Um es kurz zu machen: das lassen wir. Angesichts der „Ereignisse“ rund um den Jahreswechsel gilt zwar der erste Absatz, denn das wünschen wir tatsächlich allen Kolleginnen und Kollegen im öffentlichen Dienst, die an ihrer jeweiligen Stelle ihren Beitrag dazu leisten, dass unser Berlin irgendwie weiterläuft.
Für die Kolleginnen und Kollegen der Feuerwehr und Polizei gilt das gleichermaßen – und doch fanden sich viele von ihnen zum Jahreswechsel in Arbeitssituationen wieder, in denen sie um ihre Gesundheit, im wahren Wortsinn um ihr Leben bangen mussten. Da kann man ja wohl nicht davon ausgehen, dass hier nur mal situativ was aus dem Ruder gelaufen ist.

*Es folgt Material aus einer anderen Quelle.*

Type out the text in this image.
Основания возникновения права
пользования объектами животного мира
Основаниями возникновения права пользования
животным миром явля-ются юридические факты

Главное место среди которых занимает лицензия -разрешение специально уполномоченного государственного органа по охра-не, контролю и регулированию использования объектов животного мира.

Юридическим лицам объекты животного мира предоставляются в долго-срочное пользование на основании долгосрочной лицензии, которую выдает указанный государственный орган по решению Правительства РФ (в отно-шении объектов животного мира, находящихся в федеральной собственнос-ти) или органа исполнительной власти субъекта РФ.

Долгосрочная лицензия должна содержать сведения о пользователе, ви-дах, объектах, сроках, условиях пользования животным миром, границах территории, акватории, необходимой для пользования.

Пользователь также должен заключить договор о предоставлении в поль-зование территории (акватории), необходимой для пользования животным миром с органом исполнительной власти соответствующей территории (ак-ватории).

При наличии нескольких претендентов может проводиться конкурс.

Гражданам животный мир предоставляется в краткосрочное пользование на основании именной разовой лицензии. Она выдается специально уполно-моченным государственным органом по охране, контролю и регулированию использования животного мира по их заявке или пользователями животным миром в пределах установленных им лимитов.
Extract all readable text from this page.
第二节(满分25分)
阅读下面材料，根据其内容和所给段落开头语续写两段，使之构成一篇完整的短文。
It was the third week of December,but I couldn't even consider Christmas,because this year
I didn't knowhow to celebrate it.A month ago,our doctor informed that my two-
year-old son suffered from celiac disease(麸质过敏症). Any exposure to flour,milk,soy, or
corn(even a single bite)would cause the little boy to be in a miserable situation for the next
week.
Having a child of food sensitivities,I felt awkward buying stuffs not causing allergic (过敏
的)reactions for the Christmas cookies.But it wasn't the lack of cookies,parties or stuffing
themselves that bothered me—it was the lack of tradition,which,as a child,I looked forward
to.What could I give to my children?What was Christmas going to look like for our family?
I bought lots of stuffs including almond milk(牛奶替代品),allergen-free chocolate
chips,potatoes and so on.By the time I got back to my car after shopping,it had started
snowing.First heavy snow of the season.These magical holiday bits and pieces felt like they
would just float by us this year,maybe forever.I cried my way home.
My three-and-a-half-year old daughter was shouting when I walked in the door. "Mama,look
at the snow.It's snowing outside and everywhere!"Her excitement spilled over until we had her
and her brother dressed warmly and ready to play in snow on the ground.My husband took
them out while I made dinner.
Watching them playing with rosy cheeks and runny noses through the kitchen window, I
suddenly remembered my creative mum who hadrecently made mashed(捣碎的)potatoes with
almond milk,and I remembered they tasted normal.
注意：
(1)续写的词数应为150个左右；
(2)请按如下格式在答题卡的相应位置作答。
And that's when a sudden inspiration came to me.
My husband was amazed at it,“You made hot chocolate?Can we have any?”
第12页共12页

Dieses Ausmaß an Bedrohung und Gewalt gegenüber Vertreterinnen und Vertretern des Rechtsstaats durch einen weit überwiegend jungen, männlichen, gewalttätigen und menschenverachtenden Mob ist das Ende einer unheilvollen Entwicklung, die sich seit vielen Jahren vollzogen hat.

Schluss mit den Ausreden!

Wir brauchen seitens der Medien und der Politik keine Betroffenheitslyrik, keinen kurzfristigen Aktionismus für die nächsten drei, vier Wochen (bedingt durch die Wiederholungswahl dieses Mal vermutlich etwas länger). Wir wollen hier als landesweite Beschäftigtenvertretung für alle unsere Kolleginnen und Kollegen ganz unmissverständlich klarstellen, dass es NIEMANDEM zuzumuten ist, sich im Dienst oder bei der Arbeit durch organisierte tätliche Angriffe und Hinterhalte angreifen und verletzen zu lassen. Das verletzt die Menschenwürde der Beschäftigten! Und es ist nach den Vorkommnissen zum Jahreswechsel, die nur die Spitze des Eisbergs darstellen, jede Form von Entschuldigung für die Täterinnen und Täter zu unterlassen. Die Beschäftigten im öffentlichen Dienst spüren in sehr wahrnehmbarer Weise eine große Solidarität und Anteilnahme mit den Verletzten/Traumatisierten und sind fassungslos über die Aggression und Menschenverachtung der Täter. Die Erwartung ist, dass die Täter tatsächlich (und nicht nur in Sonntagsreden) die in Rede stehende „gesamte Härte des Gesetzes“ spüren, damit ihnen die Chance gegeben wird, dem Rechtsstaat und damit der Gesellschaft gegenüber den Respekt zu empfinden, der uns allen gebührt.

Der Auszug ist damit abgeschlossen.